Sevgili Kılıçdaroğlu'nun
"Ben Kemal. Geliyorum!" diye parti
merkezine astırdığı eşek kadar
flama sizi bilmem ama beni çok etkiledi.
Hatta, "Gelse de bitse..." derken buldum kendimi.
Gerçi, "Geliyorum" kelimesinin sonuna koyduğu "ünlem işareti" içimde her an gelmeyebilir gibi bir his uyandırmadı değil.
Kafam karışık; gerçekten de gelecek mi, gelecekse ne kadar gelecek, emin değilim.
"Ne kadar gelecek" derken, yanlış anlaşılmasın, seçimden yüzde kaç oranında oy alarak gelecek demek istemiyorum.
Seçim yüzdesinden değil, yetki yüzdesinden bahsediyorum. Hani
Davutoğlu seçilecek cumhurbaşkanını eşit oranda yöneteceğiz demişti ya, onun için.
Sanırım gelirse de 7'de 1 oranında gelecek. Zira, masanın herkese malum sır mesabesindeki ortağı
HDP ile birlikte 7 ortağı var.
Tövbe Yarabbim; 7 kişi ortak danaya giriyormuşçasına, ortak cumhurbaşkanına giriyormuş gibi.
***
Keşke bir
ikinci Kılıçdaroğlu olsaydı da "Gel bakalım Kemal"
deseydi, "Gel bakalım Muharrem"
dercesine.
Ne yazık ki yok!
Haliyle, sevgili Kılıçdaroğlu kendi göbeğini kendi keserek, "Ben Kemal. Geliyorum!" demek zorunda kaldı.
Fakat ne bekleyeni var ne çağıranı... Geçtim çağırandan, kaçtır "Ben adayım" demeye getiriyor, kurulmasına önayak olduğu 6'lı Masa bile duymazlıktan geliyor.
Yazık ki yazık, hal-i pürmelali,
Cansever'in o meşhur
"Çağrılmayan Yakup"unu fena halde çağrıştırıyor.
O şiirden tornistan edecek olursak vaziyet şudur: "Daha hiç çağrılmadım / Biri olsun 'Kemal!' diye seslenmedi hiç / Ben, yani Kemal, Kemal'in hiç çağrılmamış şekli..."
***
Önümüzdeki 14 Mayıs seçimleri hiçbir zaman olmadığı kadar Türkiye'deki seçimden ibaret değildir.
Küresel emperyalizm Türkiye'deki vesayet kalelerini kaybetti. Tek umutları muhalefet kaldı.
İktidara söz geçiremedikleri için de söz geçirebileceklerini iktidara taşımak istiyorlar.

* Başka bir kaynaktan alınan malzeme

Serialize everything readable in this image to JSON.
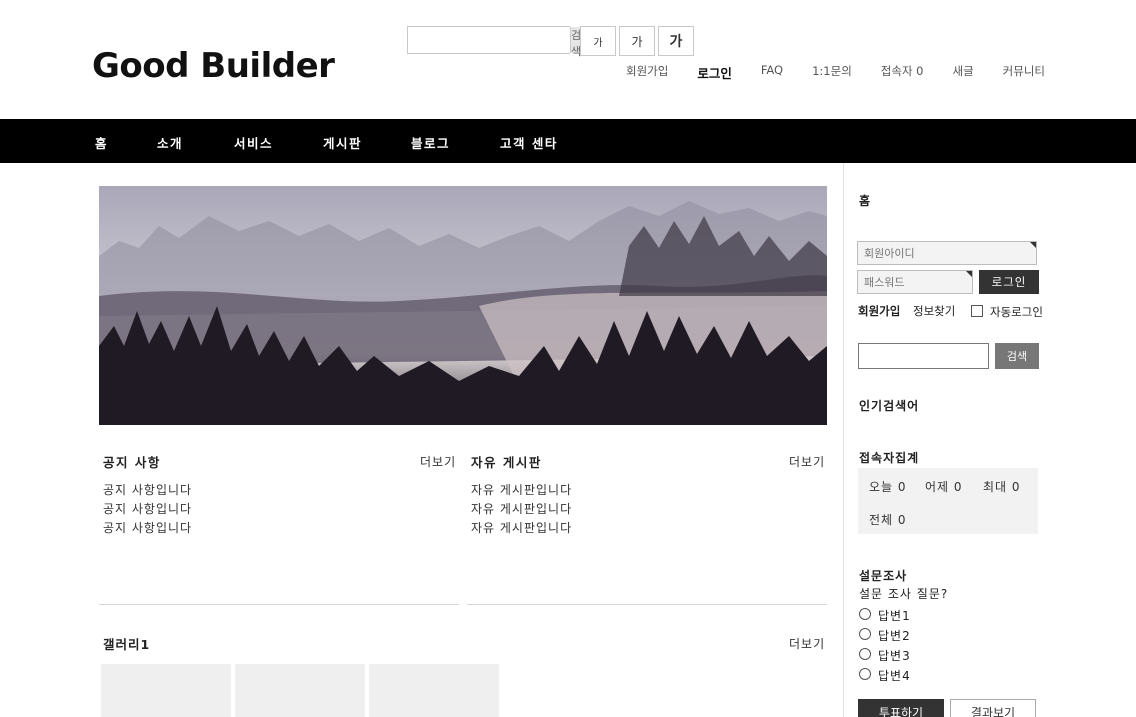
{
  "header": {
    "logo": "Good  Builder",
    "search_button": "검색",
    "font_sizes": [
      "가",
      "가",
      "가"
    ],
    "links": [
      "회원가입",
      "로그인",
      "FAQ",
      "1:1문의",
      "접속자 0",
      "새글",
      "커뮤니티"
    ]
  },
  "nav": {
    "items": [
      "홈",
      "소개",
      "서비스",
      "게시판",
      "블로그",
      "고객 센타"
    ]
  },
  "boards": [
    {
      "title": "공지 사항",
      "more": "더보기",
      "items": [
        "공지 사항입니다",
        "공지 사항입니다",
        "공지 사항입니다"
      ]
    },
    {
      "title": "자유 게시판",
      "more": "더보기",
      "items": [
        "자유 게시판입니다",
        "자유 게시판입니다",
        "자유 게시판입니다"
      ]
    }
  ],
  "gallery": {
    "title": "갤러리1",
    "more": "더보기"
  },
  "sidebar": {
    "home": "홈",
    "id_placeholder": "회원아이디",
    "pw_placeholder": "패스워드",
    "login_button": "로그인",
    "join": "회원가입",
    "find_info": "정보찾기",
    "auto_login": "자동로그인",
    "search_button": "검색",
    "popular_title": "인기검색어",
    "stats_title": "접속자집계",
    "stats": {
      "today": "오늘 0",
      "yesterday": "어제 0",
      "max": "최대 0",
      "total": "전체 0"
    },
    "poll_title": "설문조사",
    "poll_question": "설문 조사 질문?",
    "poll_options": [
      "답변1",
      "답변2",
      "답변3",
      "답변4"
    ],
    "vote_button": "투표하기",
    "result_button": "결과보기"
  },
  "colors": {
    "nav_bg": "#000000",
    "dark_button": "#333333",
    "gray_button": "#777777"
  }
}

Gelgelelim, kurmaya çalıştıkları tuzağın "işbirlikçileri" çarşafa dolanmaya başladı.
Dolayısıyla daha direkt müdahale etmeye başladılar.
En son olarak Fransa, Almanya, Hollanda ve İngiltere'nin başkonsolosluklarını kapatmaları bunun göstergesi.
Bahaneleri terör! Maksatları Türkiye'yi sıkıştırarak iktidarı zayıflatmaktan ibaret.
İsveç polisi nezaretinde Kuran-ı Kerim yakma provokasyonuyla, Türkiye'nin İsveç'in NATO'ya girmesini terör örgütlerine yardım ve yataklık yapmaktan vazgeçme şartına bağlamasını "ifade hürriyeti" alanına kaydırarak "boğuntuya" getirdiler.
"Kuran yakmanın ifade özgürlüğüyle ne alakası var" demeyin. Çünkü böyle bir tartışmaya girmek söz konusu "boğuntunun" amacına hizmet eder sadece.
Yoksa bunların ikiyüzlü olduğunu bilmeyen yok.
Çin Dışişleri Bakanlığı Sözcüsü Mao Ning bile Kuran'-ı
Kerim yakılmasını ifade özgürlüğü
kapsamında gören Batı'yı inanç özgürlüğü
konusunda ikiyüzlü olmakla suçladı...
Uzun lafın kısası:
Türkiye'deki seçim, "aferin" almak için Batılıların gözlerine bakanlar ile bağımsızlık yolunda yürüyenler arasındadır.